Applescript is a Macintosh product that lets you write your own scripts or applications to handle your everyday maintenance procedures. That's one reason to use Applescript, but there are others as well. Unfortunately, as is well documented on the web, Applescript is difficult to use because it's Apple's attempt as creating a "human-like" language to do programming. Sometimes I find that annoying, especially when it comes to text manipulation.

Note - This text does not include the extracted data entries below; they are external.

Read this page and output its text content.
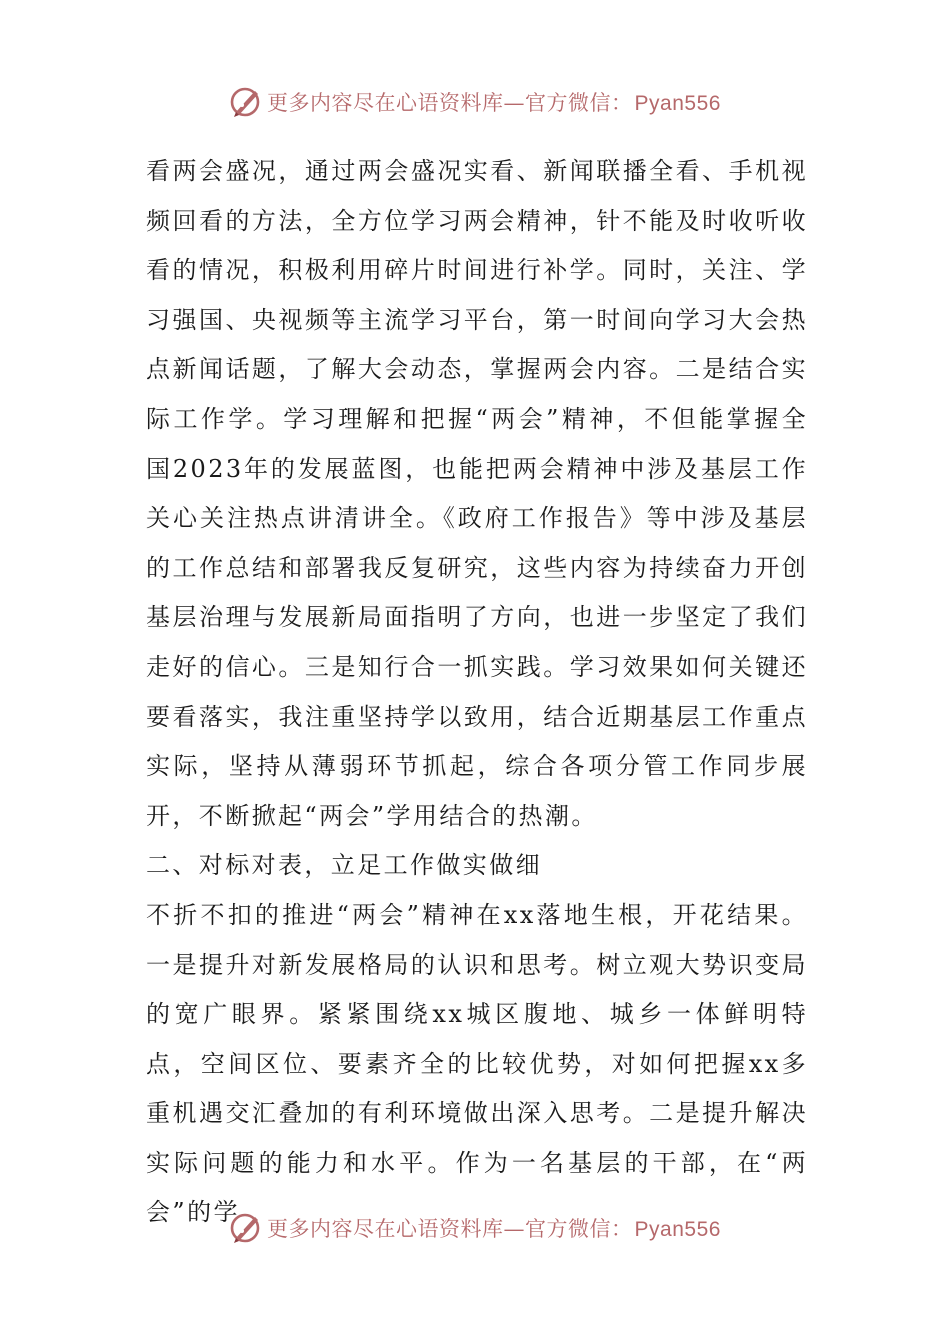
更多内容尽在心语资料库—官方微信：Pyan556

看两会盛况，通过两会盛况实看、新闻联播全看、手机视频回看的方法，全方位学习两会精神，针不能及时收听收看的情况，积极利用碎片时间进行补学。同时，关注、学习强国、央视频等主流学习平台，第一时间向学习大会热点新闻话题，了解大会动态，掌握两会内容。二是结合实际工作学。学习理解和把握“两会”精神，不但能掌握全国2023年的发展蓝图，也能把两会精神中涉及基层工作关心关注热点讲清讲全。《政府工作报告》等中涉及基层的工作总结和部署我反复研究，这些内容为持续奋力开创基层治理与发展新局面指明了方向，也进一步坚定了我们走好的信心。三是知行合一抓实践。学习效果如何关键还要看落实，我注重坚持学以致用，结合近期基层工作重点实际，坚持从薄弱环节抓起，综合各项分管工作同步展开，不断掀起“两会”学用结合的热潮。

二、对标对表，立足工作做实做细

不折不扣的推进“两会”精神在xx落地生根，开花结果。一是提升对新发展格局的认识和思考。树立观大势识变局的宽广眼界。紧紧围绕xx城区腹地、城乡一体鲜明特点，空间区位、要素齐全的比较优势，对如何把握xx多重机遇交汇叠加的有利环境做出深入思考。二是提升解决实际问题的能力和水平。作为一名基层的干部，在“两会”的学

更多内容尽在心语资料库—官方微信：Pyan556
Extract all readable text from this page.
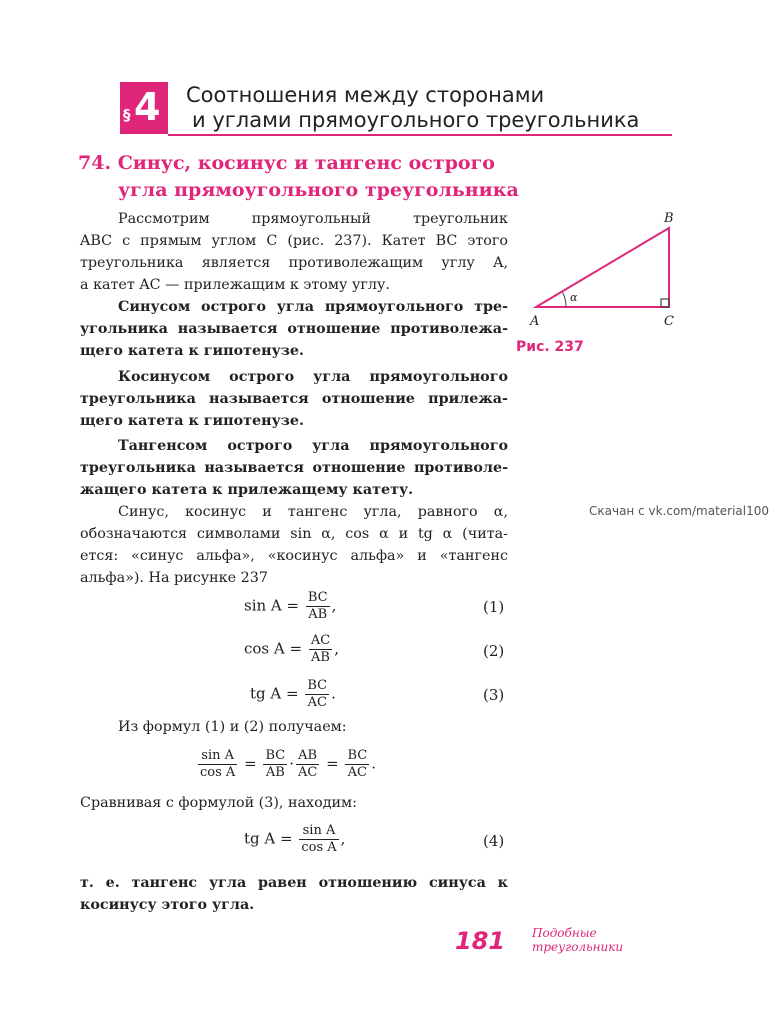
§ 4 Соотношения между сторонами
и углами прямоугольного треугольника
74. Синус, косинус и тангенс острого
угла прямоугольного треугольника
Рассмотрим прямоугольный треугольник
ABC с прямым углом C (рис. 237). Катет BC этого
треугольника является противолежащим углу A,
а катет AC — прилежащим к этому углу.
Синусом острого угла прямоугольного тре-
угольника называется отношение противолежа-
щего катета к гипотенузе.
Косинусом острого угла прямоугольного
треугольника называется отношение прилежа-
щего катета к гипотенузе.
Тангенсом острого угла прямоугольного
треугольника называется отношение противоле-
жащего катета к прилежащему катету.
Синус, косинус и тангенс угла, равного α,
обозначаются символами sin α, cos α и tg α (чита-
ется: «синус альфа», «косинус альфа» и «тангенс
альфа»). На рисунке 237
$\sin A = \frac{BC}{AB}$ ,	(1)
$\cos A = \frac{AC}{AB}$ ,	(2)
tg $A = \frac{BC}{AC}$ .	(3)
Из формул (1) и (2) получаем:
$\frac{\text{sin A}}{\text{cos A}} = \frac{BC}{AB} \cdot \frac{AB}{AC} = \frac{BC}{AC}$ .
Сравнивая с формулой (3), находим:
tg $A = \frac{\text{sin A}}{\text{cos A}}$ ,	(4)
т. е. тангенс угла равен отношению синуса к
косинусу этого угла.
A
B
C
α
Рис. 237
Скачан с vk.com/material100
181 Подобные
треугольники
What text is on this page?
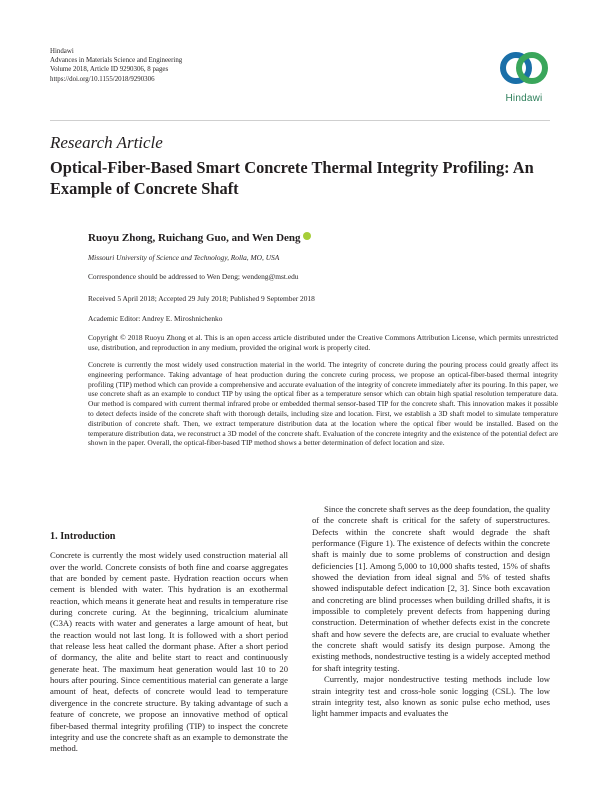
Hindawi
Advances in Materials Science and Engineering
Volume 2018, Article ID 9290306, 8 pages
https://doi.org/10.1155/2018/9290306
Hindawi
Research Article
Optical-Fiber-Based Smart Concrete Thermal Integrity Profiling: An Example of Concrete Shaft
Ruoyu Zhong, Ruichang Guo, and Wen Deng
Missouri University of Science and Technology, Rolla, MO, USA
Correspondence should be addressed to Wen Deng; wendeng@mst.edu
Received 5 April 2018; Accepted 29 July 2018; Published 9 September 2018
Academic Editor: Andrey E. Miroshnichenko
Copyright © 2018 Ruoyu Zhong et al. This is an open access article distributed under the Creative Commons Attribution License, which permits unrestricted use, distribution, and reproduction in any medium, provided the original work is properly cited.
Concrete is currently the most widely used construction material in the world. The integrity of concrete during the pouring process could greatly affect its engineering performance. Taking advantage of heat production during the concrete curing process, we propose an optical-fiber-based thermal integrity profiling (TIP) method which can provide a comprehensive and accurate evaluation of the integrity of concrete immediately after its pouring. In this paper, we use concrete shaft as an example to conduct TIP by using the optical fiber as a temperature sensor which can obtain high spatial resolution temperature data. Our method is compared with current thermal infrared probe or embedded thermal sensor-based TIP for the concrete shaft. This innovation makes it possible to detect defects inside of the concrete shaft with thorough details, including size and location. First, we establish a 3D shaft model to simulate temperature distribution of concrete shaft. Then, we extract temperature distribution data at the location where the optical fiber would be installed. Based on the temperature distribution data, we reconstruct a 3D model of the concrete shaft. Evaluation of the concrete integrity and the existence of the potential defect are shown in the paper. Overall, the optical-fiber-based TIP method shows a better determination of defect location and size.
1. Introduction

Concrete is currently the most widely used construction material all over the world. Concrete consists of both fine and coarse aggregates that are bonded by cement paste. Hydration reaction occurs when cement is blended with water. This hydration is an exothermal reaction, which means it generate heat and results in temperature rise during concrete curing. At the beginning, tricalcium aluminate (C3A) reacts with water and generates a large amount of heat, but the reaction would not last long. It is followed with a short period that release less heat called the dormant phase. After a short period of dormancy, the alite and belite start to react and continuously generate heat. The maximum heat generation would last 10 to 20 hours after pouring. Since cementitious material can generate a large amount of heat, defects of concrete would lead to temperature divergence in the concrete structure. By taking advantage of such a feature of concrete, we propose an innovative method of optical fiber-based thermal integrity profiling (TIP) to inspect the concrete integrity and use the concrete shaft as an example to demonstrate the method.

Since the concrete shaft serves as the deep foundation, the quality of the concrete shaft is critical for the safety of superstructures. Defects within the concrete shaft would degrade the shaft performance (Figure 1). The existence of defects within the concrete shaft is mainly due to some problems of construction and design deficiencies [1]. Among 5,000 to 10,000 shafts tested, 15% of shafts showed the deviation from ideal signal and 5% of tested shafts showed indisputable defect indication [2, 3]. Since both excavation and concreting are blind processes when building drilled shafts, it is impossible to completely prevent defects from happening during construction. Determination of whether defects exist in the concrete shaft and how severe the defects are, are crucial to evaluate whether the concrete shaft would satisfy its design purpose. Among the existing methods, nondestructive testing is a widely accepted method for shaft integrity testing.

Currently, major nondestructive testing methods include low strain integrity test and cross-hole sonic logging (CSL). The low strain integrity test, also known as sonic pulse echo method, uses light hammer impacts and evaluates the
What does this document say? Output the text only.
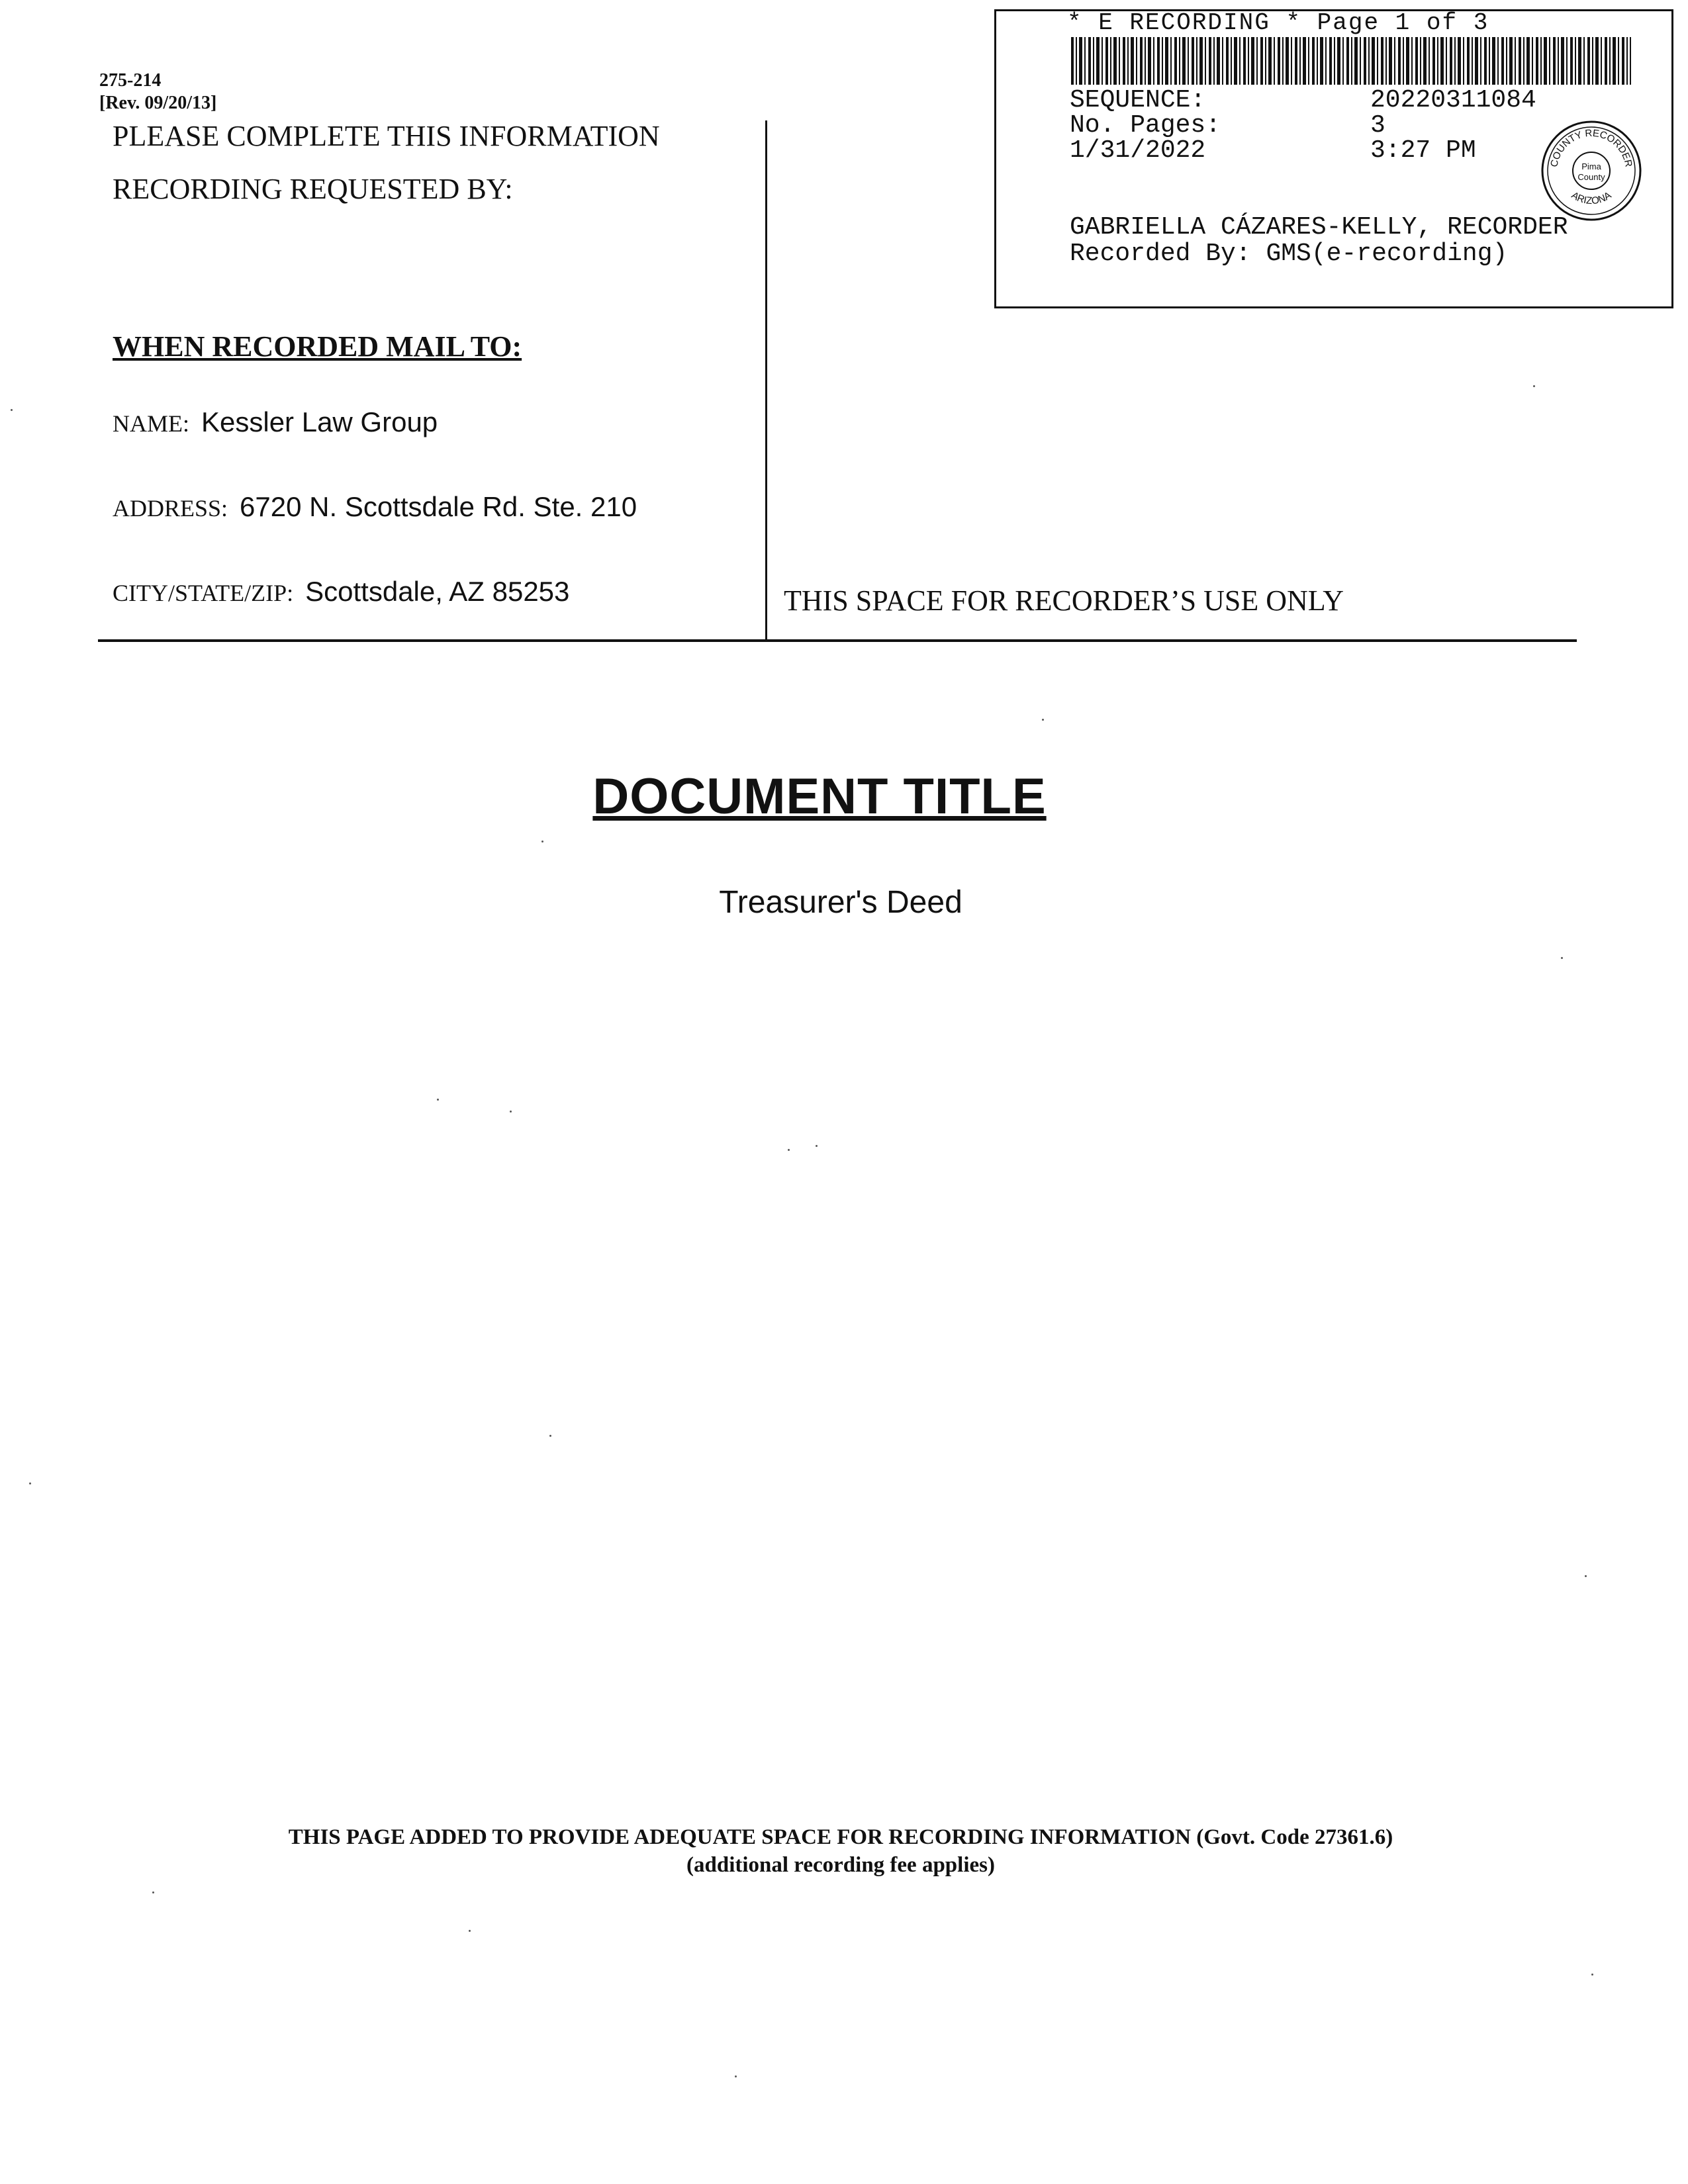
275-214
[Rev. 09/20/13]
PLEASE COMPLETE THIS INFORMATION
RECORDING REQUESTED BY:
WHEN RECORDED MAIL TO:
NAME: Kessler Law Group
ADDRESS: 6720 N. Scottsdale Rd. Ste. 210
CITY/STATE/ZIP: Scottsdale, AZ 85253	THIS SPACE FOR RECORDER’S USE ONLY
* E RECORDING * Page 1 of 3
SEQUENCE:	20220311084
No. Pages:	3
1/31/2022	3:27 PM
GABRIELLA CÁZARES-KELLY, RECORDER
Recorded By: GMS(e-recording)
COUNTY RECORDER
ARIZONA
Pima
County
DOCUMENT TITLE
Treasurer's Deed
THIS PAGE ADDED TO PROVIDE ADEQUATE SPACE FOR RECORDING INFORMATION (Govt. Code 27361.6)
(additional recording fee applies)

But now Apple has introduced a new wrinkle, making it even more difficult to use, especially when you're trying to write transportable applications. By that I mean applications that you would like to run in Tiger (10.4) and Snow Leopard (10.6), or any other Mac OS X versions. Up through Leopard (10.5), you could write Applescripts, compile them, and save them as "applications", and they were simply an executable file (type-f), NOT a directory (type-d) with "Contents". Then in Snow Leopard, the "Script Editor" was replaced by "Applescript Editor" which produced "applications" that looked like 3rd party applications contained within a "Contents" directory inside an enveloping directory. Therefore, your application was no longer a type-f file, but was a type-d directory instead.
Darwin scripts that you wrote for use in Terminal.app, which may have tested for the existence of your Applescript application, probably did this:
If [ -f "/Applications/MyApp.app" ] ; then
osascript "Applications/My.App.app"
fi
The problem in that if-statement is the "-f" operator. In Snow Leopard, your application isn't type-f file anymore. You could switch to "-d" to test for a directory, but now your Darwin script isn't transportable. What I found worked was to use "-x" instead, because your application is "executable" anywhere.
But Snow Leopard presented another incompatibility. If you had Darwin scripts launched by a "crontab" entry, and they executed a type-d Applescript application, they didn't execute properly. The "crontab" facility has a list of jobs you wish to run at specific times, with no Terminal interface. That doesn't mean you can't display dialogs or manipulate browser windows, you CAN do those things because either Finder or your browser application is providing the dialog or window. But for some reason, Snow Leopard won't run an Applescript application of type-d. It still runs those of type-f without error.
So, what I had to do, to maintain transportability, was copy "Script Editor" from Tiger to Snow Leopard, and compile some of my Applescript applications with that older mechanism, and save them as type-f applications. These would still run from "crontab" submitted Darwin scripts which, in turn, executed the target application using the "osascript" command. This use of a Darwin script to launch any Application is just the reverse of Applescript's "do shell script". In fact, you can chain together any combination pre-compiled applications and Darwin scripts.
Snow Leopard had another complication when both "AppleScript Editor" and "Script Editor" were present. Both have the same "signature", and if you tried to double-click on a .applescript file, only "AppleScript Editor" would launch. I tried using the Get Info window to select "Script Editor" for a .applescript file, and then click on "Change All...", but that didn't seem to do anything. That one file would launch "Script Editor", but not the other .applescript files. What I do now is first launch "Script Editor", and then "Open" the .applescript file directly.